RUTH Davidson has condemned Alex Salmond for having a show on Russia Today. As with all her prognostications, the hypocrisy is simply breathtaking. In 2014 David Cameron begged Putin to help stop Scottish independence. At this time Davidson shared a platform with George Galloway. She did this at the Hydro to argue against Scottish independence. Galloway, at this time, was employed by Russia Today with his own show.

In 2008 the then shadow chancellor George Osborne held five meetings with Russian oligarch and Putin crony Oleg Deripaska.

In 2014 a game of tennis with Boris Johnson and David Cameron was auctioned off to raise £160,000 for Tory coffers. It was bought by Lubov Chernukhin, the wife of Vladimir Chernukhin, who was Russia’s deputy finance minister during Putin’s first term in office. The Tories then refused to hand the money back. They said there was nothing improper about it.

The Tories also had links with a lobbying firm representing high-profile Russian clients that donated a quarter of its annual profits to help the Tories win the 2015 General Election.

New Century Media gave the Tories £85,000 in the months leading up to the 2010 General Election, despite the company only making £267,000 in profits for the same financial year.
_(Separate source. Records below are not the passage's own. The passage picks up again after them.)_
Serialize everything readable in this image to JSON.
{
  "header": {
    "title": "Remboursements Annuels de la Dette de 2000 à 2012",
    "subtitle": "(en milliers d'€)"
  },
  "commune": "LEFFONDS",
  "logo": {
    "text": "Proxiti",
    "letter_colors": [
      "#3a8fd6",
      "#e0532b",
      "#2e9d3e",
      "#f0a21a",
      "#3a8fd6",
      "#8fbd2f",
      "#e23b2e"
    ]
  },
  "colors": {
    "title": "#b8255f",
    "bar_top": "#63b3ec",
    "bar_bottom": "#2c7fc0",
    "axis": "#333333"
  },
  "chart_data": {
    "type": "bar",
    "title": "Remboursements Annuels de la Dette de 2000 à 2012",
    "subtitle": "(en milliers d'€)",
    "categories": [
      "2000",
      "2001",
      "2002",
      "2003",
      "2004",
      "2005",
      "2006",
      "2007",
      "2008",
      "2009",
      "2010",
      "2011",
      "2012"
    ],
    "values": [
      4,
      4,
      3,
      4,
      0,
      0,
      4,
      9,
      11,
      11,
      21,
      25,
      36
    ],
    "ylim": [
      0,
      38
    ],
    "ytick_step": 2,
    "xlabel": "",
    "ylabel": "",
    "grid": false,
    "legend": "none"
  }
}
They represented several Russian oligarchs.

In April of last year Formula One magnate Gerard Lopez gave the Tories £400,000. He is on the board of Rise Capital which has done deals for infrastructure projects worth billions in Russia. Listed as partners in the deals were three Russian banks subject to sanctions.

Ruth Davidson is an intellectual pygmy. She is incapable of having any principled position on anything.
Alan Hinnrichs

WELL done to Alex Salmond on getting his own show on Russia Today, it will provide an excellent opportunity to help push the independence message across the airwaves. I know the usual Unionist mob will moan about this being a Kremlin-backed TV station but is it any worse than the drivel we get force-fed from the UK Government-funded BBC?

For example, BBC Radio Scotland’s Call Kaye show seems to twist every issue into an SNP-bad story, or the biased interviews on Radio Scotland’s Good Morning Scotland where SNP representatives are harried and interrupted while Unionist politicians are allowed to drone on about anything they fancy without interruption.

And if broadcast media in Scotland is bad (and Dr John Robertson and Inform Scotland have proven this time after time) then the press is probably worse. Yet I don’t recall the complaints from the Britnats on this? Salmond has stated he will have full editorial control over his show and I for one will be watching it.
Councillor Kenny MacLaren

IT is ironic that the resignation of Mark McDonald MSP as a Scottish Government minister highlights the way the SNP treat female politicians compared to their male counterparts. While McDonald was allowed to decide his own fate after complaints were made against him, the same principle was not applied to Michelle Thomson, the former SNP MP who was hounded by the press despite no charges against her. Ms Thomson was suspended from the SNP, was not allowed to stand at the last General Election, and effectively lost her livelihood.

In contrast, McDonald has not even been suspended. The comments from the First Minister were completely at odds to how she treated Ms Thomson – so you have to question why she supports an errant MSP but ignores an innocent MP? Has the SNP now split into cliques where, depending on which side you are on, you will be suspended and abandoned by the party or your failings will be ignored?
Bernadette Kelly

IT’S World Diabetes Day on November 14, and for anyone who has just been diagnosed, I wanted to let them know it doesn’t mean you should wrap up in cotton wool.

I was diagnosed 20 years ago and throughout my teens I would inject insulin four or five times a day and test my blood glucose with finger pricks another four times a day. I wake in the night when my blood glucose level needs attention, monitor my glucose levels as much as 13 times a day and weigh nearly everything I eat to work out the carbohydrate content so that I can inject insulin accordingly. Yet, oddly enough, I consider myself lucky.

You might think that having this condition may seem a burden, but it hasn’t ever held me back. I’ve held down jobs, travelled the world and due to technological advancements, managing my type 1 diabetes with a flash glucose sensor and an insulin pump – technology only available because of medical research – has enabled me to become a healthy mum of two children.

I believe that a cure is within reach, which is why I work as a fundraiser – not for myself, but for children who have been diagnosed. I want them to have a “normal” childhood where they can go to birthday parties and eat cake, or have sleepovers at friends’ houses with midnight feasts, without the fears of high blood glucose levels and the necessity of carb counting.

Constant thinking, adjusting, calculating, measuring, worrying and stress is a part of life for many people with type 1 diabetes, but with a cure, it will be all be gone.